04/20/2026
Los cólicos menstruales no son solo “dolor de barriga”. Son la forma en que el cuerpo habla. Durante la menstruación, el útero se contrae para desprender el revestimiento que no fue utilizado en un embarazo. Estas contracciones son provocadas por sustancias llamadas prostaglandinas, y pueden generar dolor, presión en la zona baja del abdomen, molestias en la espalda e incluso cambios emocionales.
Para una adolescente, vivir esto sin entenderlo puede ser confuso, incluso angustiante. Puede pensar que algo está mal en su cuerpo o sentir que no tiene control sobre lo que le pasa. Por eso, explicarlo es clave. No se trata solo de informar, sino de acompañar. Cuando una niña entiende qué está ocurriendo dentro de ella, deja de ver el dolor como algo amenazante y empieza a reconocerlo como parte de un proceso natural.
Hablar de la menstruación con claridad y sin tabúes también fortalece su autoestima. Le enseña a escuchar su cuerpo, a respetarlo y a cuidarse.

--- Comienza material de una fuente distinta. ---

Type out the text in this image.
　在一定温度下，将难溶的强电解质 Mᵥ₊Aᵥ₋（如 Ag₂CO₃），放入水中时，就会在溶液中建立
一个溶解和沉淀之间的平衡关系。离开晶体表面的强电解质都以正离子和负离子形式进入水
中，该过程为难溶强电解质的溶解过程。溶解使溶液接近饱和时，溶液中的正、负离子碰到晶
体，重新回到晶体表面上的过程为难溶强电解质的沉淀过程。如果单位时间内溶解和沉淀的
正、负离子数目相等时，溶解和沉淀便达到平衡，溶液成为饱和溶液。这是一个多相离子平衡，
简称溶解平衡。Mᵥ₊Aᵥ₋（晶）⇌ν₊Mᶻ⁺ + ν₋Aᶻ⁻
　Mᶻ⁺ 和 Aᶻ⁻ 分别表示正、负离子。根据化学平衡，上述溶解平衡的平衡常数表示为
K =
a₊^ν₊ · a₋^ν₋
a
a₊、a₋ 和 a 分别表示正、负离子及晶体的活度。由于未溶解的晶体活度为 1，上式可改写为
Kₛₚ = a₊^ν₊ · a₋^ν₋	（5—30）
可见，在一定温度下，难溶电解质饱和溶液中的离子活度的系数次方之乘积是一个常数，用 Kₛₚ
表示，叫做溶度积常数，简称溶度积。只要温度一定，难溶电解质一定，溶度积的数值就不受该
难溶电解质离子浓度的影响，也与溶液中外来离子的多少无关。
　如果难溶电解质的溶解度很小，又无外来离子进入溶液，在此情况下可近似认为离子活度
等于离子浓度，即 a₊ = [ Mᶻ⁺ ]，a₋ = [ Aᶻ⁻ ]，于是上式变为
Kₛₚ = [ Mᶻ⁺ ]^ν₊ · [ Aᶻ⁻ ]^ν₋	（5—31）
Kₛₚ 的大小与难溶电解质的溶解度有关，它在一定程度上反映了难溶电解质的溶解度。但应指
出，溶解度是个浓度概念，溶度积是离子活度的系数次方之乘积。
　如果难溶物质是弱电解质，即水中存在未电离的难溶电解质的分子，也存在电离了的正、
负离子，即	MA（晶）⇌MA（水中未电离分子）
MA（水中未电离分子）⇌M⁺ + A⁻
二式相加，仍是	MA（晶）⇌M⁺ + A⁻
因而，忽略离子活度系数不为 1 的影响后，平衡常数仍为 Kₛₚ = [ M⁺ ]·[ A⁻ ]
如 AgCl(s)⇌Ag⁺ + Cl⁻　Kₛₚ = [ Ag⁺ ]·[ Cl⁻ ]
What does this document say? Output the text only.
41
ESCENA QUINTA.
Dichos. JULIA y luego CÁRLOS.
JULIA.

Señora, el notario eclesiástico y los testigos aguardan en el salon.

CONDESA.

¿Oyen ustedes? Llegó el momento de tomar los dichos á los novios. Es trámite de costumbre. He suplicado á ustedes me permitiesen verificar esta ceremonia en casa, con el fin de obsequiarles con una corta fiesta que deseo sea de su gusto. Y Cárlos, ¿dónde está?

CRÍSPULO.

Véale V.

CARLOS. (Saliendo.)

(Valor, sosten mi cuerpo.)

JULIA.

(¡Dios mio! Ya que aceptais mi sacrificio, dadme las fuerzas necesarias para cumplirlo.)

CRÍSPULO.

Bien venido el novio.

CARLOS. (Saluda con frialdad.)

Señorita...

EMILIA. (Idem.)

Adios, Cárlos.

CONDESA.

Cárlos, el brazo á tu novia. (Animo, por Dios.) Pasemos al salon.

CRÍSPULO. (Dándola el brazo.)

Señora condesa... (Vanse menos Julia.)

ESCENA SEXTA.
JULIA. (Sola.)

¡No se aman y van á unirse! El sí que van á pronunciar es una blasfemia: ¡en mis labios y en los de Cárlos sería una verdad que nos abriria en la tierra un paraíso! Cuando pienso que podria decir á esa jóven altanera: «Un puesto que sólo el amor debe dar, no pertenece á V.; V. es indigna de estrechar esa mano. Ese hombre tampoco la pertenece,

Le da herramientas para identificar cuándo algo es normal y cuándo necesita ayuda. Pero, sobre todo, le transmite un mensaje poderoso: “tu cuerpo no está fallando, está funcionando”.
Educar emocional y físicamente sobre el ciclo menstrual es regalarle seguridad, confianza y conexión con ella misma. Porque cuando una adolescente entiende su cuerpo, deja de temerle… y comienza a habitarlo con más calma y conciencia.